President Richard Nixon declared the start of the ill-advised War on Drugs in 1971. The recent trend for states in regards to their marijuana policy, however, is to reject marijuana prohibition. For example, since California became the first state to legalize medical marijuana in 1996, 19 states have followed suit. Not only is medical marijuana legalized in 20 states, Washington and Colorado have also legalized recreational marijuana in the past year. Why are states now rejecting the federal drug war, at least in regards to marijuana within their own state borders?
It’s simple: the drug war has been an utter failure, both in terms of economic and social harms. As the Global Commission on Drug Policy succinctly reported in 2011, “The global war on drugs has failed, with devastating consequences for individuals and societies around the world.” It has cost the United States more than $1 trillion since 1971 to enforce federal drug laws. Not only has it cost $1 trillion to enforce the American drug war over a cumulative period of more than 40 years, according to a 2005 report by economist Jeffery Miron, the U.S. would save approximately $7.7 billion in law enforcement costs annually from legalizing marijuana, with $5.3 billion of that savings going to state and local governments. According to the same report, the U.S. would collect $6.2 billion annually in new revenues if legalized marijuana were taxed at rates similar to those of alcohol and cigarettes.
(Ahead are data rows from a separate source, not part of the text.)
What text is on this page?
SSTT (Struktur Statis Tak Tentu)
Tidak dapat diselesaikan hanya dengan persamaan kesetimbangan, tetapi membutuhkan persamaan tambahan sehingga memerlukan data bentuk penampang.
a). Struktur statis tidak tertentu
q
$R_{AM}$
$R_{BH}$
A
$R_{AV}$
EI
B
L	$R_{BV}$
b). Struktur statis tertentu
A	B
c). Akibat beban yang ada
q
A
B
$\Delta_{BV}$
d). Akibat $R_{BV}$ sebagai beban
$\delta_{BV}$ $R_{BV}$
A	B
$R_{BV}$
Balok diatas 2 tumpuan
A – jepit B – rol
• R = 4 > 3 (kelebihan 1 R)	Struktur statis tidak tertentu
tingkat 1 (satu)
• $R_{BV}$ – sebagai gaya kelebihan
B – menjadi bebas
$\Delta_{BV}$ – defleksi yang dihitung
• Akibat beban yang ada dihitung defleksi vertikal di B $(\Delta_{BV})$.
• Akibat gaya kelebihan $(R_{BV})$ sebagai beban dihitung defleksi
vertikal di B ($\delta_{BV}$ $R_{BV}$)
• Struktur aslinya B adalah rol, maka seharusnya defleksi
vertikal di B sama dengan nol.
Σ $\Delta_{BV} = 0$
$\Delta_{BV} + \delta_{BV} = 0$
Given the negative economic externalities related to marijuana prohibition, it is no wonder that states such as Colorado and Washington have moved away from marijuana prohibition and toward marijuana legalization and tolerance. The federal government has also demonstrated a slight shift in enforcing federal marijuana policy in states that have legalized marijuana. As President Barack Obama said in December, “It does not make sense, from a prioritization point of view, for us to focus on recreational drug users in a state that has already said that’s legal.”
While some states progress slowly on marijuana policy, others regress, such as Wisconsin. Instead of moving closer to legalizing recreational or medical marijuana, the Wisconsin Senate passed a bill that would give municipalities a stronger ability to prosecute nonviolent users of marijuana. There is nothing wrong, as a general proposition, with giving municipalities more power over prosecuting drug offenses. There is a problem, though, with giving municipalities more power over prosecuting marijuana offenses. Prosecuting more nonviolent marijuana users has many negative economic externalities. Not only does marijuana prohibition have negative economic effects, it does not actually reduce drug use rates, as has been demonstrated by reports analyzing Portugal’s policy of decriminalizing all drugs. Instead of prosecuting nonviolent marijuana users, it is time to legalize recreational or medical marijuana, as Erpenbach and Chris Taylor have proposed.
George Bernard Shaw once said, “Progress is impossible without change, and those who cannot change their minds cannot change anything.” Progress, in the form of legalizing medical or recreational marijuana, is an inevitability — it is simply a function of time. But unless Walker and the Wisconsin Assembly can change the mind of the members in the Senate and find a way to legalize either medical or recreational marijuana statewide, Wisconsin citizens will find that — at least for the time being — “progress is impossible.”